Conservative MP Andrea Jenkyns Discusses Upcoming Vote On Draft 'Brexit' Deal
MARY LOUISE KELLY, HOST:
The ball is back in Britain's court, the ball in this case being Brexit. Ever since Britain voted to leave the European Union, the devil has been in the details on exactly how to make that happen. Well, over the weekend, European leaders signed off on a deal laying out the terms of the divorce. Now it falls to British Prime Minister Theresa May to try to sell those terms back home. Britain's parliament will vote on her proposal next month, December 11. And formal withdrawal will start in March.
Our next guest is one of the people who will be voting on May's proposal, Andrea Jenkyns. She's a member of Parliament from the Prime Minister's own Conservative Party. Welcome.
ANDREA JENKYNS: Thank you very much. Great to be on your show. Thank you.
KELLY: So you are a Brexit supporter, a self-described Brexiteer, as the lingo goes. How are you planning to vote on Theresa May's draft deal?
JENKYNS: I think there's only one sensible way to vote on this, and it's to vote down the deal. I mean, the prime minister's political declaration keeps us too closely tied to the European Union. And it doesn't deliver on the vote to the referendum, unfortunately.
KELLY: Does that mean you believe there is a better deal to be had?
JENKYNS: Completely. But, you know, primarily I'm a democrat. And I believe in democracy. You know, we had a referendum. Seventeen-point-four million people voted to leave. That's a million more people than voted to remain. And...
KELLY: But you also obviously believe in reality and facts.
KELLY: And Theresa May and European leaders have said - after this past weekend, they said this is as good as it's going to get.
KELLY: So is this...
JENKYNS: I completely disagree there. For 18 months now, Brexiteers have been meeting with the prime minister, meeting with the chief whip to put forward an alternative plan. Whatever ideas we've put forward over the last 18 months has fallen on deaf ears. So this is why, unfortunately, it's gotten to the stage as a party that our prime minister, our party leader, won't listen. So we need to have a leader in place who will respect that referendum result.
KELLY: But she is the leader you have. (Laughter) She's the leader of your party. And I guess I'm still trying to get my head around - so what happens if she doesn't get it through Parliament given that you're up against this March deadline and the past two-plus years, two and a half years have not produced a deal any better than the one that she's now put on the table?
JENKYNS: Several things can happen. But I do believe that a deal can be done last-minute. I mean, let's look at Greece. The negotiations with Greece and the EU went on for months and months, and it wasn't until the final weekend deadline that they came up with something. So that is how the EU works. This is...
KELLY: So you're prepared to take this up right up to that deadline at the end of March.

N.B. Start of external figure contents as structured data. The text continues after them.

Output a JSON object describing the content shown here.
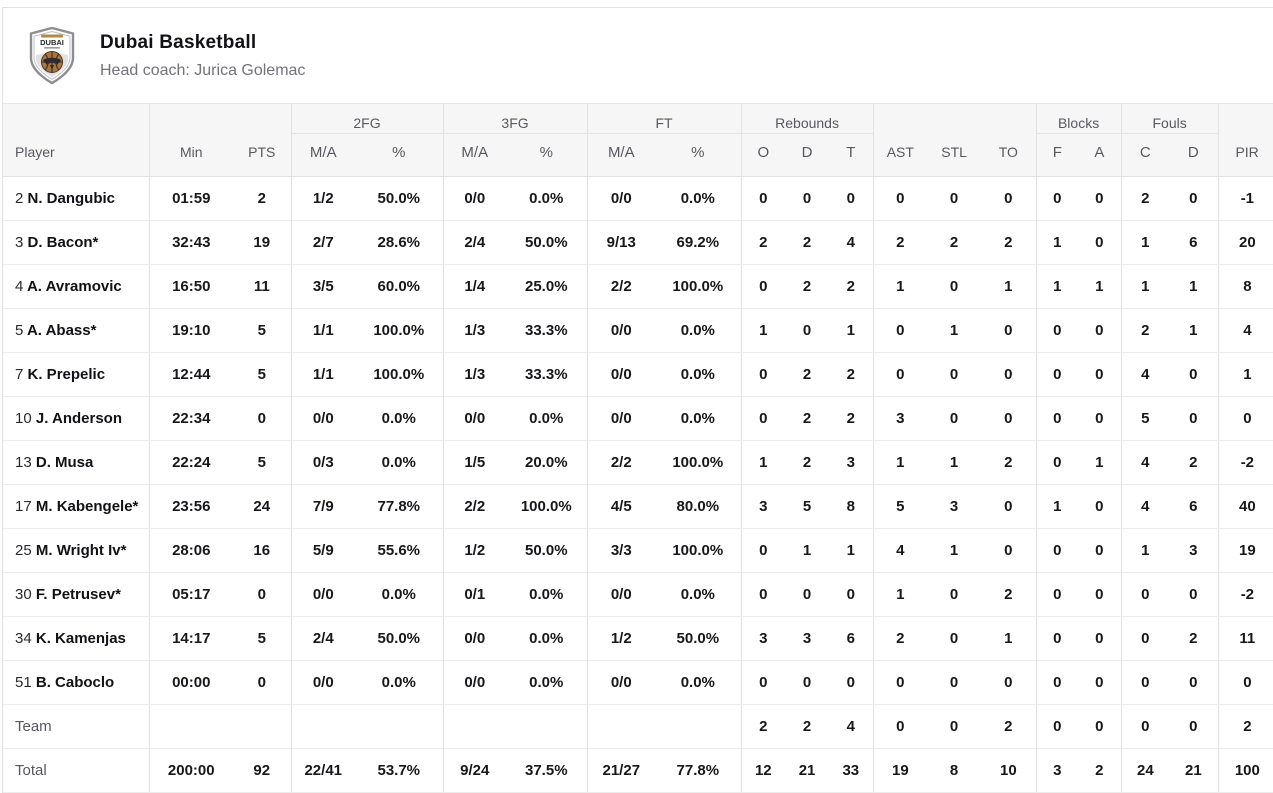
{
  "team": {
    "name": "Dubai Basketball",
    "coach": "Head coach: Jurica Golemac",
    "logo_icon": "shield-basketball-logo"
  },
  "colors": {
    "header_bg": "#f6f6f6",
    "border": "#e2e2e2",
    "text": "#17171c",
    "muted_text": "#58585f",
    "logo_ball": "#a8763e",
    "logo_shield": "#8d8d93"
  },
  "table": {
    "header": {
      "player": "Player",
      "min": "Min",
      "pts": "PTS",
      "ma": "M/A",
      "pct": "%",
      "reb_o": "O",
      "reb_d": "D",
      "reb_t": "T",
      "ast": "AST",
      "stl": "STL",
      "to": "TO",
      "blk_f": "F",
      "blk_a": "A",
      "foul_c": "C",
      "foul_d": "D",
      "pir": "PIR",
      "groups": {
        "fg2": "2FG",
        "fg3": "3FG",
        "ft": "FT",
        "rebounds": "Rebounds",
        "blocks": "Blocks",
        "fouls": "Fouls"
      }
    },
    "rows": [
      {
        "num": "2",
        "name": "N. Dangubic",
        "min": "01:59",
        "pts": "2",
        "fg2_ma": "1/2",
        "fg2_pct": "50.0%",
        "fg3_ma": "0/0",
        "fg3_pct": "0.0%",
        "ft_ma": "0/0",
        "ft_pct": "0.0%",
        "reb_o": "0",
        "reb_d": "0",
        "reb_t": "0",
        "ast": "0",
        "stl": "0",
        "to": "0",
        "blk_f": "0",
        "blk_a": "0",
        "foul_c": "2",
        "foul_d": "0",
        "pir": "-1"
      },
      {
        "num": "3",
        "name": "D. Bacon*",
        "min": "32:43",
        "pts": "19",
        "fg2_ma": "2/7",
        "fg2_pct": "28.6%",
        "fg3_ma": "2/4",
        "fg3_pct": "50.0%",
        "ft_ma": "9/13",
        "ft_pct": "69.2%",
        "reb_o": "2",
        "reb_d": "2",
        "reb_t": "4",
        "ast": "2",
        "stl": "2",
        "to": "2",
        "blk_f": "1",
        "blk_a": "0",
        "foul_c": "1",
        "foul_d": "6",
        "pir": "20"
      },
      {
        "num": "4",
        "name": "A. Avramovic",
        "min": "16:50",
        "pts": "11",
        "fg2_ma": "3/5",
        "fg2_pct": "60.0%",
        "fg3_ma": "1/4",
        "fg3_pct": "25.0%",
        "ft_ma": "2/2",
        "ft_pct": "100.0%",
        "reb_o": "0",
        "reb_d": "2",
        "reb_t": "2",
        "ast": "1",
        "stl": "0",
        "to": "1",
        "blk_f": "1",
        "blk_a": "1",
        "foul_c": "1",
        "foul_d": "1",
        "pir": "8"
      },
      {
        "num": "5",
        "name": "A. Abass*",
        "min": "19:10",
        "pts": "5",
        "fg2_ma": "1/1",
        "fg2_pct": "100.0%",
        "fg3_ma": "1/3",
        "fg3_pct": "33.3%",
        "ft_ma": "0/0",
        "ft_pct": "0.0%",
        "reb_o": "1",
        "reb_d": "0",
        "reb_t": "1",
        "ast": "0",
        "stl": "1",
        "to": "0",
        "blk_f": "0",
        "blk_a": "0",
        "foul_c": "2",
        "foul_d": "1",
        "pir": "4"
      },
      {
        "num": "7",
        "name": "K. Prepelic",
        "min": "12:44",
        "pts": "5",
        "fg2_ma": "1/1",
        "fg2_pct": "100.0%",
        "fg3_ma": "1/3",
        "fg3_pct": "33.3%",
        "ft_ma": "0/0",
        "ft_pct": "0.0%",
        "reb_o": "0",
        "reb_d": "2",
        "reb_t": "2",
        "ast": "0",
        "stl": "0",
        "to": "0",
        "blk_f": "0",
        "blk_a": "0",
        "foul_c": "4",
        "foul_d": "0",
        "pir": "1"
      },
      {
        "num": "10",
        "name": "J. Anderson",
        "min": "22:34",
        "pts": "0",
        "fg2_ma": "0/0",
        "fg2_pct": "0.0%",
        "fg3_ma": "0/0",
        "fg3_pct": "0.0%",
        "ft_ma": "0/0",
        "ft_pct": "0.0%",
        "reb_o": "0",
        "reb_d": "2",
        "reb_t": "2",
        "ast": "3",
        "stl": "0",
        "to": "0",
        "blk_f": "0",
        "blk_a": "0",
        "foul_c": "5",
        "foul_d": "0",
        "pir": "0"
      },
      {
        "num": "13",
        "name": "D. Musa",
        "min": "22:24",
        "pts": "5",
        "fg2_ma": "0/3",
        "fg2_pct": "0.0%",
        "fg3_ma": "1/5",
        "fg3_pct": "20.0%",
        "ft_ma": "2/2",
        "ft_pct": "100.0%",
        "reb_o": "1",
        "reb_d": "2",
        "reb_t": "3",
        "ast": "1",
        "stl": "1",
        "to": "2",
        "blk_f": "0",
        "blk_a": "1",
        "foul_c": "4",
        "foul_d": "2",
        "pir": "-2"
      },
      {
        "num": "17",
        "name": "M. Kabengele*",
        "min": "23:56",
        "pts": "24",
        "fg2_ma": "7/9",
        "fg2_pct": "77.8%",
        "fg3_ma": "2/2",
        "fg3_pct": "100.0%",
        "ft_ma": "4/5",
        "ft_pct": "80.0%",
        "reb_o": "3",
        "reb_d": "5",
        "reb_t": "8",
        "ast": "5",
        "stl": "3",
        "to": "0",
        "blk_f": "1",
        "blk_a": "0",
        "foul_c": "4",
        "foul_d": "6",
        "pir": "40"
      },
      {
        "num": "25",
        "name": "M. Wright Iv*",
        "min": "28:06",
        "pts": "16",
        "fg2_ma": "5/9",
        "fg2_pct": "55.6%",
        "fg3_ma": "1/2",
        "fg3_pct": "50.0%",
        "ft_ma": "3/3",
        "ft_pct": "100.0%",
        "reb_o": "0",
        "reb_d": "1",
        "reb_t": "1",
        "ast": "4",
        "stl": "1",
        "to": "0",
        "blk_f": "0",
        "blk_a": "0",
        "foul_c": "1",
        "foul_d": "3",
        "pir": "19"
      },
      {
        "num": "30",
        "name": "F. Petrusev*",
        "min": "05:17",
        "pts": "0",
        "fg2_ma": "0/0",
        "fg2_pct": "0.0%",
        "fg3_ma": "0/1",
        "fg3_pct": "0.0%",
        "ft_ma": "0/0",
        "ft_pct": "0.0%",
        "reb_o": "0",
        "reb_d": "0",
        "reb_t": "0",
        "ast": "1",
        "stl": "0",
        "to": "2",
        "blk_f": "0",
        "blk_a": "0",
        "foul_c": "0",
        "foul_d": "0",
        "pir": "-2"
      },
      {
        "num": "34",
        "name": "K. Kamenjas",
        "min": "14:17",
        "pts": "5",
        "fg2_ma": "2/4",
        "fg2_pct": "50.0%",
        "fg3_ma": "0/0",
        "fg3_pct": "0.0%",
        "ft_ma": "1/2",
        "ft_pct": "50.0%",
        "reb_o": "3",
        "reb_d": "3",
        "reb_t": "6",
        "ast": "2",
        "stl": "0",
        "to": "1",
        "blk_f": "0",
        "blk_a": "0",
        "foul_c": "0",
        "foul_d": "2",
        "pir": "11"
      },
      {
        "num": "51",
        "name": "B. Caboclo",
        "min": "00:00",
        "pts": "0",
        "fg2_ma": "0/0",
        "fg2_pct": "0.0%",
        "fg3_ma": "0/0",
        "fg3_pct": "0.0%",
        "ft_ma": "0/0",
        "ft_pct": "0.0%",
        "reb_o": "0",
        "reb_d": "0",
        "reb_t": "0",
        "ast": "0",
        "stl": "0",
        "to": "0",
        "blk_f": "0",
        "blk_a": "0",
        "foul_c": "0",
        "foul_d": "0",
        "pir": "0"
      }
    ],
    "team_row": {
      "label": "Team",
      "reb_o": "2",
      "reb_d": "2",
      "reb_t": "4",
      "ast": "0",
      "stl": "0",
      "to": "2",
      "blk_f": "0",
      "blk_a": "0",
      "foul_c": "0",
      "foul_d": "0",
      "pir": "2"
    },
    "total_row": {
      "label": "Total",
      "min": "200:00",
      "pts": "92",
      "fg2_ma": "22/41",
      "fg2_pct": "53.7%",
      "fg3_ma": "9/24",
      "fg3_pct": "37.5%",
      "ft_ma": "21/27",
      "ft_pct": "77.8%",
      "reb_o": "12",
      "reb_d": "21",
      "reb_t": "33",
      "ast": "19",
      "stl": "8",
      "to": "10",
      "blk_f": "3",
      "blk_a": "2",
      "foul_c": "24",
      "foul_d": "21",
      "pir": "100"
    }
  }
}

JENKYNS: Well, what I'm prepared to do is - I mean, I said back in July we need a new prime minister. We need a new party leader. And so I would like to have seen it in July. It hasn't happened.
KELLY: Do you think there's time to get a new prime minister, a new deal and get Europe on board before March 29?
JENKYNS: Yes, most definitely. Now, what happens in leadership elections within our party is in the last 18 months, that's now been centralized so that it'd be a lot quicker where that's concerned. And it could be done within three weeks.
KELLY: So as you look ahead with all of these deadlines and dates looming, how optimistic are you about the state of the U.K.?
JENKYNS: I mean, I do shudder to think of what it looks like from abroad, actually. You know, it looks like a government that's falling apart. It looks like we've got an opposition party, the Labour Party. Jeremy Corbyn was a joke. And so it's not in a good place at the moment, politics in Britain. And so I do think we need positive leadership. And, you know, we've got to have people who believe in our country, who sees the opportunities of Brexit and who will deliver, really.
KELLY: Andrea Jenkyns, Conservative member of Parliament - as you just heard, she's planning to vote no next month on Prime Minister Theresa May's draft Brexit deal. Andrea Jenkyns, thank you.